Je n’en croyais pas mes yeux. Le même homme qui m’avait traitée avec tant de mépris était maintenant étendu sur le sol de la salle de bains, incapable de bouger, à la merci de son propre corps. Un étrange mélange de satisfaction et d’horreur m’envahit tandis que je le contemplais. Ce n’était pas ce que j’avais imaginé.
Je me suis précipitée à ses côtés, les mains tremblantes, essayant de l’aider, mais la réalité de mon acte m’a frappée de plein fouet. Que faire maintenant ? J’avais franchi la ligne rouge.
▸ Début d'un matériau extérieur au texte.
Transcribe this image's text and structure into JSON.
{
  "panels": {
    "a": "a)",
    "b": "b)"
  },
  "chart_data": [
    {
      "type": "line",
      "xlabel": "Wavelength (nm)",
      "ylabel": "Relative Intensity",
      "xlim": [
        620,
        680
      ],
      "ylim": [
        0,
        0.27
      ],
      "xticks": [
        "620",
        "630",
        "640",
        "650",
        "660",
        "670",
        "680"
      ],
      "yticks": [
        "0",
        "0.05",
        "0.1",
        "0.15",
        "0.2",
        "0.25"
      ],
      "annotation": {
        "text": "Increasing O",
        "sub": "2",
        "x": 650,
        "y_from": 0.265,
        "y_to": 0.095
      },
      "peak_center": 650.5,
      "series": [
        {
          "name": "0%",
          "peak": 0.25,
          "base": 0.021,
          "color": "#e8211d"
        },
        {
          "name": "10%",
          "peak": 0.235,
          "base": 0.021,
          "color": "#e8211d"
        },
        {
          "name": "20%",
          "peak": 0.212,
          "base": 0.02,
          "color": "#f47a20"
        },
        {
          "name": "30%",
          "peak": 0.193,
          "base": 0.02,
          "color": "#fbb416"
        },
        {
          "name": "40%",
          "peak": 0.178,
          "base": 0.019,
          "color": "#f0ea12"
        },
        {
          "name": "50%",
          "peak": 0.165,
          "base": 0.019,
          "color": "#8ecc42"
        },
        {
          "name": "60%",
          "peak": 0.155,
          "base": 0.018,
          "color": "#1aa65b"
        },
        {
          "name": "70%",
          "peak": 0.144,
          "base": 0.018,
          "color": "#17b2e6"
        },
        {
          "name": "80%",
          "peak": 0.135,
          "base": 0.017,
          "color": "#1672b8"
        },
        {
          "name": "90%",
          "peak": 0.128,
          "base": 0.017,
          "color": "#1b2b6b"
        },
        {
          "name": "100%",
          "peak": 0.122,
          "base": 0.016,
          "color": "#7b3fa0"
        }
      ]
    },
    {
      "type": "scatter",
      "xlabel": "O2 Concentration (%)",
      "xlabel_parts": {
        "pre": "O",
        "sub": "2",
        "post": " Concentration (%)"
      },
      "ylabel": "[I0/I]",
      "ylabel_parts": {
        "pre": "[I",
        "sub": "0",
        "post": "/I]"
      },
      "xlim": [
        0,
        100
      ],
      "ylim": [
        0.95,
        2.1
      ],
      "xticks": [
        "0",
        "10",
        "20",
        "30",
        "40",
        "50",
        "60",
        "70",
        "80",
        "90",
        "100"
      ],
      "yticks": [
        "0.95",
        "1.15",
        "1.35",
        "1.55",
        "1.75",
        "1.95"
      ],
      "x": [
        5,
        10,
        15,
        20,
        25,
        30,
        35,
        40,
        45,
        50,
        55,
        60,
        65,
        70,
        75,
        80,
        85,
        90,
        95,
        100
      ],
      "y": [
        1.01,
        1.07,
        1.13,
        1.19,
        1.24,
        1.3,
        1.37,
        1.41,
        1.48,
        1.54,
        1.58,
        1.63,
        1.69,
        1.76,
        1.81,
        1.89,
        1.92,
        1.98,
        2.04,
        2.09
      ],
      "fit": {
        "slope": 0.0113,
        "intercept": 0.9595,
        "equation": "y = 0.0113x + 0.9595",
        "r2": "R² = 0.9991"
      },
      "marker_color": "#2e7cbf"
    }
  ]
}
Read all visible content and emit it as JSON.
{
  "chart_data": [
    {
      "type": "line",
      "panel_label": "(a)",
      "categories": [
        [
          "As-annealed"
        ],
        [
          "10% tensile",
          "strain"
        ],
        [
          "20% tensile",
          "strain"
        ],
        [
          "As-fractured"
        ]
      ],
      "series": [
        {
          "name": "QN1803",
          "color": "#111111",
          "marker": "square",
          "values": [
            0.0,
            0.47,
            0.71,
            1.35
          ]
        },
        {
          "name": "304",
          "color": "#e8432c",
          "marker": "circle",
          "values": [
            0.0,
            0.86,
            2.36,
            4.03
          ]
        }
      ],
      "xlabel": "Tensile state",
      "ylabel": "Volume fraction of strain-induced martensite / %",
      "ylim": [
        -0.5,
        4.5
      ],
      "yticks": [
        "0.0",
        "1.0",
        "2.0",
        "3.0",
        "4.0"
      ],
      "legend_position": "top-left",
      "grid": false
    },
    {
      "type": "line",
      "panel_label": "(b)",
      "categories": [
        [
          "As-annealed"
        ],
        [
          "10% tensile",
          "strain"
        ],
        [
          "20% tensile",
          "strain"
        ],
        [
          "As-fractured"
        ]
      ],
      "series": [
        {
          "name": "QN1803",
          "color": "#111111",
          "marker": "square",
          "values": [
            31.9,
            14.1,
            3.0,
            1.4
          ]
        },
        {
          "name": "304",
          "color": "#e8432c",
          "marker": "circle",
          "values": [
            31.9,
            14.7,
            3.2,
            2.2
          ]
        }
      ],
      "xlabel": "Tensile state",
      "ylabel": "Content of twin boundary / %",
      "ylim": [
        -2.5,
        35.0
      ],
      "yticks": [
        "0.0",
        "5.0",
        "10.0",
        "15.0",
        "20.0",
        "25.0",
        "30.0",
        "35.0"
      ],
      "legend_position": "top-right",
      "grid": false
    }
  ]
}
La plaisanterie que je croyais drôle avait pris une tournure bien plus grave.
J’ai attrapé mon téléphone, essayant de réfléchir clairement, mais mes pensées s’emballaient. Et s’il lui était arrivé quelque chose ? Et si j’étais allée trop loin ?
J’ai composé le numéro de la seule personne en qui je pouvais avoir confiance : Emma. Elle a décroché à la première sonnerie.
« Allô ? » demanda-t-elle, la voix encore rauque de rires provenant du bar.
« C’est grave », dis-je d’une voix tremblante. « Je crois que j’ai fait une énorme erreur. »
Le reste de la nuit fut un flou total, entre confusion et panique. À l’arrivée des ambulanciers, Steve avait perdu connaissance sous l’effet de la douleur ; son corps le trahissait d’une manière que je n’aurais jamais cru possible. Tandis qu’ils le chargeaient dans l’ambulance, je restais là, impuissante, témoin de mes propres actes.
Et tandis que je regardais les gyrophares de l’ambulance disparaître au loin, je compris que la partie que j’avais commencée était loin d’être terminée. En réalité, elle ne faisait que commencer.